# Alhambra, CA (NOT a CCO) Melody's Makeup Outlet



## MonBlanCesS (Aug 14, 2008)

Its a cute boutique shop very similar to a CCO but I found the prices to be a little bit more expensive than a CCO, maybe only some things though. They carry MAC, Smashbox, Estee Lauder, Too Faced, Clinique and many more. I think its only worth to check out if youre in the neighborhood because I only bought one MAC e/s and did not find for the other things I was hoping they would carry. 

If you wanna check it out here's the address: 

11 South 2nd St. Alhambra, CA 91801


----------



## ktdetails (Aug 15, 2008)

Just a heads up MSASHLAY bought a fake pigment from Melody's she did a post on it ( under a fake mac forum) ...  I don't know what's up with that store.


----------



## msashlay (Aug 15, 2008)

Unfortunately, I did. It's in the Counterfeit MAC section if you wanna take a look. However, the owner was unaware and he's pulling all the fakes. I'm going in there tomorrow and I'll double check to see if all the fakes have been removed from the pigment section.


----------



## SMMY (Aug 15, 2008)

Quote:

   Originally Posted by *msashlay* 

 
_Unfortunately, I did. It's in the Counterfeit MAC section if you wanna take a look. However, the owner was unaware and he's pulling all the fakes. I'm going in there tomorrow and I'll double check to see if all the fakes have been removed from the pigment section._

 
This is why I only buy pigments at my MAC counter or a EL CCO. It's too easy for a secondary retailer to get duped into buying fakes and then reselling them, whether they know they're real or fake. Just not worth the hassle for me. I want to make sure that the item I purchase is genuine MAC.


----------



## msashlay (Aug 15, 2008)

Hey guys, I went today and he has removed them.  He and his wife spent time going through all the makeup. 

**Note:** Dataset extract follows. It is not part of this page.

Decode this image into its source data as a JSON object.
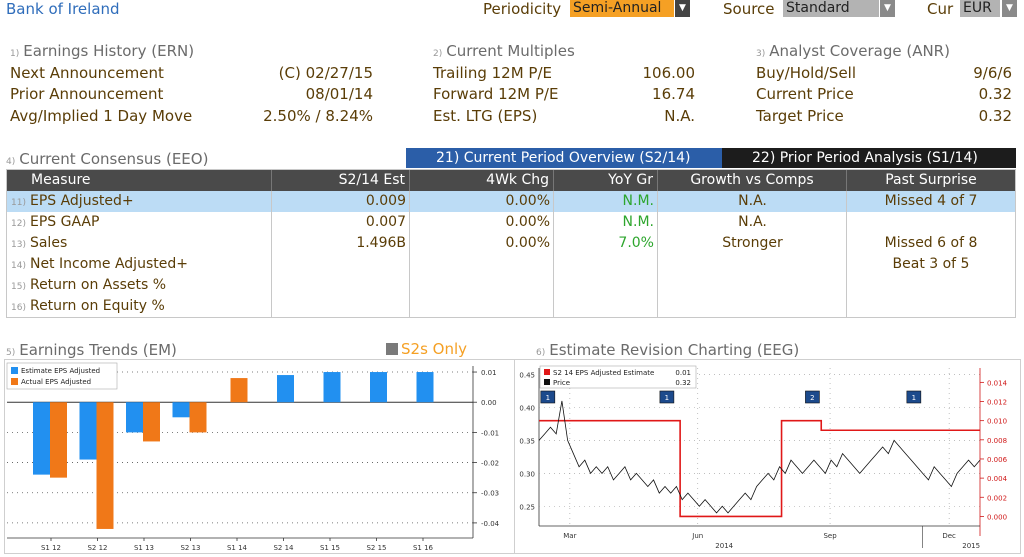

On the plus side, they do have some great LE items.
and
I saw Lovejoy and Gleeful mineralized blush.
Sea & Sky and Fresh Green Mix MES.
Some powder blushes like Harmony, Springsheen, Peachtwist.
Some pro pan refills for shadows and blushes
antiquitease
stylistics
REAL pigments - Lark About, Bell Bottom Blue - if you are worried about pigments here, just open it and make sure the lid is not shiny. 
	

	
	
		
		

		
			





He's a really nice guy..just got tricked by someone else.


----------



## MonBlanCesS (Aug 16, 2008)

Quote:

   Originally Posted by *msashlay* 

 
_Hey guys, I went today and he has removed them.  He and his wife spent time going through all the makeup. 

On the plus side, they do have some great LE items.
and
I saw Lovejoy and Gleeful mineralized blush.
Sea & Sky and Fresh Green Mix MES.
Some powder blushes like Harmony, Springsheen, Peachtwist.
Some pro pan refills for shadows and blushes
antiquitease
stylistics
REAL pigments - Lark About, Bell Bottom Blue - if you are worried about pigments here, just open it and make sure the lid is not shiny. 
	

	
	
		
		

		
		
	


	




He's a really nice guy..just got tricked by someone else._

 
OMG I was so not aware of this but I am glad to hear that he removed them and that it was an accident that they were selling them in the first place. When I went he really was a nice guy


----------



## XoMakeup (Aug 18, 2008)

I went to Melody's yesterday. Great place!!! The owner is very nice. 

They had a lot of LE products. 
From what i can remember:
They had mineralized blushes
Mineralized eye shadows duo
Fafi quad 1 & 2
N collection etc...

They also had mac brushes
-187 
-188
-239
-224 

Eye shadows
- Texture
- Fade
- Swish
- Bitter
- Moon's reflection
- Romp
- Mulch
- Wood-winked

Pigments:
-Pinkbronze
-Violet
-Mutiny

These are the ones i remember.
If your in the area you should definitely check it out!


----------



## mkay224 (Aug 25, 2008)

I'm so excited to have discovered this from all of you!! 
	

	
	
		
		

		
		
	


	




 has anyone been there lately and can tell me if they still have the 187 brush and how much it's going for? I'm going to try to check out the store this coming weekend and am totally hoping it's still in stock! Thanks all.


----------



## XoMakeup (Aug 26, 2008)

Yeah they do still have 187 and they are 35 dollars if i remembered clearly.


----------



## lahlalove (Aug 30, 2008)

I went yesterday. They still had everything from the post above but to add to the post, the things that I remember seeing were...

Quite Natural Paint pot
A few Antiquitease Royal Assets lip and eyeshadow palettes
Reflects gold glitter

Lipsticks
Viva Glam IV
Viva Glam VI
1N
3N
4N

MES duos
Sea and Sky
Fresh Green Mix
...there was another but i didnt look at the name

Dazzleglasses
baby sparks
money honey

Pigments
Vanilla
Rose
Chocolate Brown
Purple

Eyeshadows
Nehru
Gorgeous Gold
Star Violet
Sketch
Go


----------



## cetati (Aug 31, 2008)

I seriously cannot tell if the stuff I got there (187 brush, fresh green mix, eyeshadow (can't remember color right now)) are real or fake. Some of it looks fishy---different from the things I buy in store, but that might just mean they're from another country's MAC.


----------



## msashlay (Sep 5, 2008)

Your MES is definitely real. I got 2 brushes there and they look perfectly fine to me, exactly like my store bought ones.


----------



## XoMakeup (Sep 24, 2008)

I also got brushes there. They look like my other ones i got at the Mac store.

I adore this place!!!!!


----------